全人口の7割余を占める百姓はどうだったかというと、柳田国男などは、村では「口承文芸」、つまり口から口への言い伝えの文化が主流であるということで、その価値を高く評価し民話や民謡の研究をして、村ではこういう形で文化が伝わっていった。

江戸時代の終わりになると、字の書ける人が書けない者の詠んだ句まで書いてあげて、そのうち出来のよいものをお寺や神社に奉納したりしている。民衆の中にかなり広範囲に自己表現の機運が広がっていたことがわかる。

民衆が自分を表現することと、印刷あるいは出版の歴史を結び付けてみると、面白いことが発見できる。

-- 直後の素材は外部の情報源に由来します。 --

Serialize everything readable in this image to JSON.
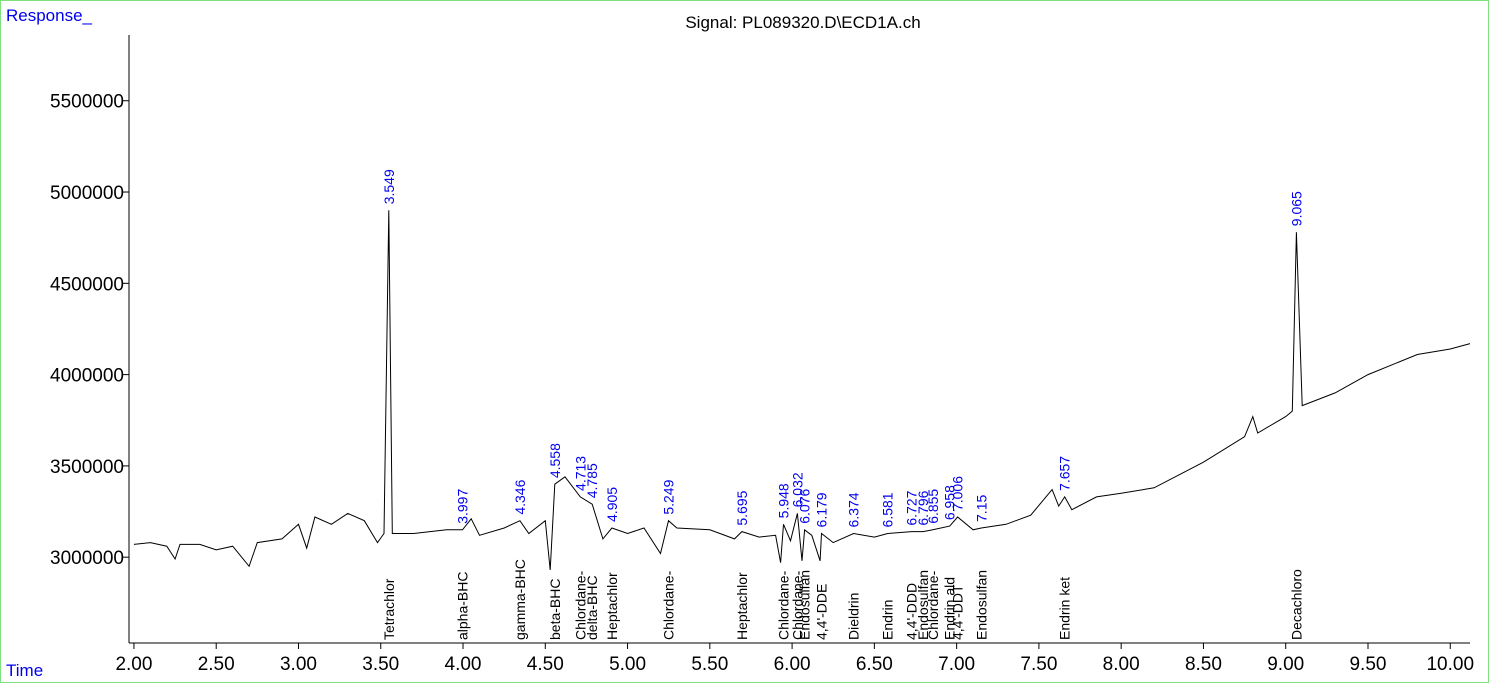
{
  "chart_data": {
    "type": "line",
    "title": "Signal: PL089320.D\\ECD1A.ch",
    "y_label": "Response_",
    "x_label": "Time",
    "xlim": [
      1.97,
      10.12
    ],
    "ylim": [
      2530000,
      5860000
    ],
    "xticks": [
      {
        "value": 2,
        "label": "2.00"
      },
      {
        "value": 2.5,
        "label": "2.50"
      },
      {
        "value": 3,
        "label": "3.00"
      },
      {
        "value": 3.5,
        "label": "3.50"
      },
      {
        "value": 4,
        "label": "4.00"
      },
      {
        "value": 4.5,
        "label": "4.50"
      },
      {
        "value": 5,
        "label": "5.00"
      },
      {
        "value": 5.5,
        "label": "5.50"
      },
      {
        "value": 6,
        "label": "6.00"
      },
      {
        "value": 6.5,
        "label": "6.50"
      },
      {
        "value": 7,
        "label": "7.00"
      },
      {
        "value": 7.5,
        "label": "7.50"
      },
      {
        "value": 8,
        "label": "8.00"
      },
      {
        "value": 8.5,
        "label": "8.50"
      },
      {
        "value": 9,
        "label": "9.00"
      },
      {
        "value": 9.5,
        "label": "9.50"
      },
      {
        "value": 10,
        "label": "10.00"
      }
    ],
    "yticks": [
      3000000,
      3500000,
      4000000,
      4500000,
      5000000,
      5500000
    ],
    "series": [
      {
        "color": "#000000",
        "x": [
          2.0,
          2.1,
          2.2,
          2.25,
          2.28,
          2.4,
          2.5,
          2.6,
          2.7,
          2.75,
          2.9,
          3.0,
          3.05,
          3.1,
          3.2,
          3.3,
          3.4,
          3.48,
          3.52,
          3.549,
          3.57,
          3.7,
          3.9,
          3.997,
          4.05,
          4.1,
          4.25,
          4.346,
          4.4,
          4.5,
          4.53,
          4.558,
          4.62,
          4.713,
          4.785,
          4.85,
          4.905,
          5.0,
          5.1,
          5.2,
          5.249,
          5.3,
          5.5,
          5.65,
          5.695,
          5.8,
          5.9,
          5.93,
          5.948,
          5.99,
          6.032,
          6.06,
          6.076,
          6.12,
          6.17,
          6.179,
          6.25,
          6.374,
          6.5,
          6.581,
          6.727,
          6.796,
          6.855,
          6.958,
          7.006,
          7.1,
          7.15,
          7.3,
          7.45,
          7.58,
          7.62,
          7.657,
          7.7,
          7.85,
          8.0,
          8.2,
          8.5,
          8.75,
          8.8,
          8.83,
          9.0,
          9.04,
          9.065,
          9.1,
          9.3,
          9.5,
          9.8,
          10.0,
          10.12
        ],
        "values": [
          3070000,
          3080000,
          3060000,
          2990000,
          3070000,
          3070000,
          3040000,
          3060000,
          2950000,
          3080000,
          3100000,
          3180000,
          3050000,
          3220000,
          3180000,
          3240000,
          3200000,
          3080000,
          3130000,
          4900000,
          3130000,
          3130000,
          3150000,
          3150000,
          3210000,
          3120000,
          3160000,
          3200000,
          3130000,
          3200000,
          2930000,
          3400000,
          3440000,
          3330000,
          3290000,
          3100000,
          3160000,
          3130000,
          3160000,
          3020000,
          3200000,
          3160000,
          3150000,
          3100000,
          3140000,
          3110000,
          3120000,
          2970000,
          3180000,
          3090000,
          3240000,
          2980000,
          3150000,
          3120000,
          2980000,
          3130000,
          3080000,
          3130000,
          3110000,
          3130000,
          3140000,
          3140000,
          3150000,
          3170000,
          3220000,
          3150000,
          3160000,
          3180000,
          3230000,
          3370000,
          3280000,
          3330000,
          3260000,
          3330000,
          3350000,
          3380000,
          3520000,
          3660000,
          3770000,
          3680000,
          3770000,
          3800000,
          4780000,
          3830000,
          3900000,
          4000000,
          4110000,
          4140000,
          4170000
        ]
      }
    ],
    "peaks": [
      {
        "rt": 3.549,
        "top": 4900000,
        "name": "Tetrachlor"
      },
      {
        "rt": 3.997,
        "top": 3150000,
        "name": "alpha-BHC"
      },
      {
        "rt": 4.346,
        "top": 3200000,
        "name": "gamma-BHC"
      },
      {
        "rt": 4.558,
        "top": 3400000,
        "name": "beta-BHC"
      },
      {
        "rt": 4.713,
        "top": 3330000,
        "name": "Chlordane-"
      },
      {
        "rt": 4.785,
        "top": 3290000,
        "name": "delta-BHC"
      },
      {
        "rt": 4.905,
        "top": 3160000,
        "name": "Heptachlor"
      },
      {
        "rt": 5.249,
        "top": 3200000,
        "name": "Chlordane-"
      },
      {
        "rt": 5.695,
        "top": 3140000,
        "name": "Heptachlor"
      },
      {
        "rt": 5.948,
        "top": 3180000,
        "name": "Chlordane-"
      },
      {
        "rt": 6.032,
        "top": 3240000,
        "name": "Chlordane-"
      },
      {
        "rt": 6.076,
        "top": 3150000,
        "name": "Endosulfan"
      },
      {
        "rt": 6.179,
        "top": 3130000,
        "name": "4,4'-DDE"
      },
      {
        "rt": 6.374,
        "top": 3130000,
        "name": "Dieldrin"
      },
      {
        "rt": 6.581,
        "top": 3130000,
        "name": "Endrin"
      },
      {
        "rt": 6.727,
        "top": 3140000,
        "name": "4,4'-DDD"
      },
      {
        "rt": 6.796,
        "top": 3140000,
        "name": "Endosulfan"
      },
      {
        "rt": 6.855,
        "top": 3150000,
        "name": "Chlordane-"
      },
      {
        "rt": 6.958,
        "top": 3170000,
        "name": "Endrin ald"
      },
      {
        "rt": 7.006,
        "top": 3220000,
        "name": "4,4'-DDT"
      },
      {
        "rt": 7.15,
        "top": 3160000,
        "name": "Endosulfan"
      },
      {
        "rt": 7.657,
        "top": 3330000,
        "name": "Endrin ket"
      },
      {
        "rt": 9.065,
        "top": 4780000,
        "name": "Decachloro"
      }
    ],
    "peak_label_color": "#0000ee"
  }
}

昔から自費出版は、商業出版にのらないものを信念を曲げないで世の中に出す方法でした。これによって自分の存在意義を自分で確認し、さらに人にも認めさせたいということだったのです。

庶民が自分のことを表現してきた長い歴史があるけれども、これが自分の人生を自分で表現したライフヒストリーという形で現れてくるのは第二次世界大戦後のことになる。

このように、ライフヒストリーの歴史には相当長く深いものがあって、今展開している口述自伝作成ライフヒストリー良知事業は、いわばそんな古典の復古と言ってもいいでしょう。

ところで、ドイツの有名な哲学者にフリードリヒ・ヘーゲルという人がいるのですが、この人が説いた理論が弁証法で、これは哲学の最高峰というわれるほど難解なもの。

これを簡単に言うと、『互いに矛盾して対立するかに見える二つのものに対して、どちらかを否定したり割り切るのではなく、両者を肯定して統合(「止揚」という)し、よりよい案を生み出して高みに向かってゆく技術のこと』。

この弁証法に、先日も紹介しましたが、『昔懐かしいものは復活し螺旋階段を登るように進歩発展していく』という言葉があって、これをライフヒストリー良知に当てはめるでみると、『かっての紙と文の文化は止揚して進化し、ITと統合する』となります。

つまり、他者に伝達し伝承するための文や本は、今後ホームページや電子書籍と共存し、共栄し、棲み分けていくのですね。このようにライフヒストリー良知はこんな螺旋的発展を目指しているのですよ。